Now – in a deal to decide how far emissions are cut until 2030 – rather than horse-trading during the negotiations over what carbon cuts each country will offer, countries were allowed to pledge what they feel is a reasonable contribution to the accepted goal of limiting global warming to 2C.
[…]
But even though the mood was optimistic and the words were full of purpose, the attention of the 40,000 assembled officials and media drifted a bit when each leader got down to the details of exactly what their country was actually doing – even at the beginning when there were still plenty of them watching. And that’s the danger.
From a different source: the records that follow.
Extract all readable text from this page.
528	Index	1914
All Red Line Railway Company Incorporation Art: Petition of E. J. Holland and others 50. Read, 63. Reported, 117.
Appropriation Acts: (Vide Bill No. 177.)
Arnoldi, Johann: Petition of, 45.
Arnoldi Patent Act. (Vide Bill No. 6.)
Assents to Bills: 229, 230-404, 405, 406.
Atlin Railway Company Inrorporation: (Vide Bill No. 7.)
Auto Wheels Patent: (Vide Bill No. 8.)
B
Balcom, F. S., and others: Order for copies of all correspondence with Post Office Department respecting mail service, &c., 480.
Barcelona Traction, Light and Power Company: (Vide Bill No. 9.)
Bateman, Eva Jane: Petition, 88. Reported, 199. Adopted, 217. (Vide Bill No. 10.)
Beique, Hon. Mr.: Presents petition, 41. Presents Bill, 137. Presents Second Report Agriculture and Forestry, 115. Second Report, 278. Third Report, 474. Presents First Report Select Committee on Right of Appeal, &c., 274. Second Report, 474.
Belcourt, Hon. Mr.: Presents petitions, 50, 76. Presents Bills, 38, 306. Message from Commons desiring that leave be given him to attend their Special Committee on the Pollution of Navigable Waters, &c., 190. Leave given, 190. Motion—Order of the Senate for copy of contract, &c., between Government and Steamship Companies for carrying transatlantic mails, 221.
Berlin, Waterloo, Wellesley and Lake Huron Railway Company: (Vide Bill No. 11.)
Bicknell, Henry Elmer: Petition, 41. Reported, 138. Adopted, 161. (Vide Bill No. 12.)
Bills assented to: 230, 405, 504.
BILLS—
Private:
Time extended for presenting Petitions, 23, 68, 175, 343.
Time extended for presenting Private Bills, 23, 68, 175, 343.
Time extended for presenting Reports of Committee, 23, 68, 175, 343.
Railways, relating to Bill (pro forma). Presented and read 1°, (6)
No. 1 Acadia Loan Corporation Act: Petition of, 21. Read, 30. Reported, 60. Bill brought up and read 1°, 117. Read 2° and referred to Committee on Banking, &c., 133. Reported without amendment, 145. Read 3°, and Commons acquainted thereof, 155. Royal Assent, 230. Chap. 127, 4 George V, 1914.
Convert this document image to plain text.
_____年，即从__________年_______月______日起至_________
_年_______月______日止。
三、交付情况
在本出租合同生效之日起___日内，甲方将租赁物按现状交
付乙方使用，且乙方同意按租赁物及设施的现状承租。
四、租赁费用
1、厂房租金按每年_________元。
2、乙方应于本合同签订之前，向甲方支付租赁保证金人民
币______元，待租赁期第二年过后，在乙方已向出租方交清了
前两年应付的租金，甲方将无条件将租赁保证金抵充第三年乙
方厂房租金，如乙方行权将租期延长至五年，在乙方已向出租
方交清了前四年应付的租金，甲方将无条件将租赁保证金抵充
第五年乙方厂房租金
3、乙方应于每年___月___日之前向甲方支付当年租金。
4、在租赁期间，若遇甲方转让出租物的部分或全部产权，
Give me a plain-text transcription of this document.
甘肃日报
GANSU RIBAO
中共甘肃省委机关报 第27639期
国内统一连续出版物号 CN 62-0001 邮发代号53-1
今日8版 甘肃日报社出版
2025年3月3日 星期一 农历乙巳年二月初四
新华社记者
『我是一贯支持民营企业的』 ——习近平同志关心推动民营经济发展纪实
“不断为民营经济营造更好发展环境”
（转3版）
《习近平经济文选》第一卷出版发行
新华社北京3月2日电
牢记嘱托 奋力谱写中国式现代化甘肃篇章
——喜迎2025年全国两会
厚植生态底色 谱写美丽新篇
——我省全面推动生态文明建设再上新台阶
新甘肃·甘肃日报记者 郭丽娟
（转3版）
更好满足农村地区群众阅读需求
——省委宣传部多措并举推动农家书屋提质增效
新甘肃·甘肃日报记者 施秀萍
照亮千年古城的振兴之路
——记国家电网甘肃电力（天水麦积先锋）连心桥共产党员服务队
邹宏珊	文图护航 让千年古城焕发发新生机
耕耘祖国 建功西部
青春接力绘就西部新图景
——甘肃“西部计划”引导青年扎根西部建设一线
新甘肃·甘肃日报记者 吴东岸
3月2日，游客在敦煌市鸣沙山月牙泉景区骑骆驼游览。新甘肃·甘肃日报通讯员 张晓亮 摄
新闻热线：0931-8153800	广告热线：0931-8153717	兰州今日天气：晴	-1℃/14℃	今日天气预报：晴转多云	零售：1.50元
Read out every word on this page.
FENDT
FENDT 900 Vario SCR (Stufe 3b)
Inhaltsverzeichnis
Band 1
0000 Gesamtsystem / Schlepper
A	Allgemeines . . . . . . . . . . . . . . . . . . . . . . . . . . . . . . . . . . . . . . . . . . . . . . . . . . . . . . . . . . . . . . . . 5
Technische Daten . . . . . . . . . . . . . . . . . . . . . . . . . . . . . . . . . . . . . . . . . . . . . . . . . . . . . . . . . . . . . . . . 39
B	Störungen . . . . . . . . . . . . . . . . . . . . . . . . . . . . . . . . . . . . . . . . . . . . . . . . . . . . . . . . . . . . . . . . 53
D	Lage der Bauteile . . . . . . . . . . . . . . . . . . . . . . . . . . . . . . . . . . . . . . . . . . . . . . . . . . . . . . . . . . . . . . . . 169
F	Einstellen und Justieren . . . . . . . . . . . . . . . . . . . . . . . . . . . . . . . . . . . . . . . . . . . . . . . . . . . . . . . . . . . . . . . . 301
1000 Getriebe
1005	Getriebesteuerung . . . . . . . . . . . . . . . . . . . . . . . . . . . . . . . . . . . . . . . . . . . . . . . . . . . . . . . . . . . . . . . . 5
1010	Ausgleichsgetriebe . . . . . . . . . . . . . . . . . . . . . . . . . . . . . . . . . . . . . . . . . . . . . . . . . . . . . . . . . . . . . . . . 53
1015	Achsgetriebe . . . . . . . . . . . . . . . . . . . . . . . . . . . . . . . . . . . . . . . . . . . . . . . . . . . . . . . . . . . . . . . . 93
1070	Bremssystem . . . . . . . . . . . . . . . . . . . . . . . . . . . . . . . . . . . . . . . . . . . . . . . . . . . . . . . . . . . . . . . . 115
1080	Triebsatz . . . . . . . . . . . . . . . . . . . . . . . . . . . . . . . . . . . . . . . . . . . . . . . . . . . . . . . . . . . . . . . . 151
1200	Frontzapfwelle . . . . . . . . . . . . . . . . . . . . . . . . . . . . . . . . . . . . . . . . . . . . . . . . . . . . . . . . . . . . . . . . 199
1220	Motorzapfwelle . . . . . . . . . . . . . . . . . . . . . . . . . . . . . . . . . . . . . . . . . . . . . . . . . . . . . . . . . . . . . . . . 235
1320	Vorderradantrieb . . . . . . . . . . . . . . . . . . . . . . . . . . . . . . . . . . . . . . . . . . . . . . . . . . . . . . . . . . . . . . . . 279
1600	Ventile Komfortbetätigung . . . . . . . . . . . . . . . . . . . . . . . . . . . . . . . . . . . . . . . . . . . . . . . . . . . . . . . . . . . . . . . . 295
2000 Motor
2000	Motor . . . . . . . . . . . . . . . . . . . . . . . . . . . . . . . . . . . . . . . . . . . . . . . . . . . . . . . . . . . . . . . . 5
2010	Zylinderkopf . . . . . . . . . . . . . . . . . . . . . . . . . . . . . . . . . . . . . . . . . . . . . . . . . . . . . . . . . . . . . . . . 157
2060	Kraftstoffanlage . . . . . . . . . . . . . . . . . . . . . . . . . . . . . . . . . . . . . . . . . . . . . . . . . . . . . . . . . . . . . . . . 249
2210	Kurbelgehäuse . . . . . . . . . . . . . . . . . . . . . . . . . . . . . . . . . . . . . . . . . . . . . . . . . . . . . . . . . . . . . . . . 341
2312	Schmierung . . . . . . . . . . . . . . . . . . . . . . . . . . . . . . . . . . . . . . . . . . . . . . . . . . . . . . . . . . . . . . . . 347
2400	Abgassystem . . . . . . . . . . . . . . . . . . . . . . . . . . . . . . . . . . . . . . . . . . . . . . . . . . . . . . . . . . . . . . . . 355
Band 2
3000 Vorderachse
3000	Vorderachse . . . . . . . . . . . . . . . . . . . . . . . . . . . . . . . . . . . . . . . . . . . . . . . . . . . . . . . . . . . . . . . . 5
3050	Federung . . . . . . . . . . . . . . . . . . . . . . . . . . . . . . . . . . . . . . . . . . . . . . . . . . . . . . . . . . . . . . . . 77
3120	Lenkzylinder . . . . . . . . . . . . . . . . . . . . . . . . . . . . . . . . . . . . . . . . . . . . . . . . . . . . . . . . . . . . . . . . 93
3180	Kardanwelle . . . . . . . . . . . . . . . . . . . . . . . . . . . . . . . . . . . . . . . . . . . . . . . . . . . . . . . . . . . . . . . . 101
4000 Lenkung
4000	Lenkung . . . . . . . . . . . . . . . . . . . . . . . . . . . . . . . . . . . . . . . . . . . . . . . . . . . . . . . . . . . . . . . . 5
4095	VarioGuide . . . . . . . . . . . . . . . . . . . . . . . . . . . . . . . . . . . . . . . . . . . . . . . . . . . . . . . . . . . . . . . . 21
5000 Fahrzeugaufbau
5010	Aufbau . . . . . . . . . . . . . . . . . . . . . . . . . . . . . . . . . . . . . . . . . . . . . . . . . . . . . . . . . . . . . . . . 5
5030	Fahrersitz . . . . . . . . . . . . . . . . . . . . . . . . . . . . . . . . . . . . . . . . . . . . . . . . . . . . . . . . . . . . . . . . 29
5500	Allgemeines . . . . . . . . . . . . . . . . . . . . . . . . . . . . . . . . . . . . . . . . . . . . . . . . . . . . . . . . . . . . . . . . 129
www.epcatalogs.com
The pledges made so far will still result in global warming of at least 2.7 degrees, even if they are all met – much better than the 5C rise we might expect without action but still short of the 2C goal. Experience suggests there is a very big “if”, and negotiators have virtually given up on the idea that the pledges should be legally binding. Shirkers will face no real sanction, other than international opprobrium. And that means a system to check and report what each country does is critical.
But the rules for monitoring remain unfinished. The plans to regularly review and ratchet up the pledges to contain global warming to 2C or lower are not finalised either and will be critical. Developing countries argue they still need more finance. Those details matter.
Since the 2C threshold defines the difference between a civilization struggling to adapt to a warming Earth and a civilization unable to adapt, these voluntary pledges – which likely won’t prevent 2.7C of warming or higher – must be seen as an admission by the world’s leaders that humanity is in for a very, very rough ride ahead.
I do not utter this warning lightly, nor am I alone in issuing it. Facts are facts, and reasonable extrapolations can be derived from them. At least two distressing things are almost certain to happen by mid-century: 1) climate-caused food shortages will collide with population growth in a scenario too melancholy to envision, and 2) conflicts over land, water, and other natural resources will increase the prevalence and extent of destructive wars.
It’s a fair proposition to say that the Paris climate summit attendees are in a no-win situation. But, that’s the hand that was dealt to them. Do they do the right thing, the wrong thing, or do they play it safe and defer real action on climate change to their successors?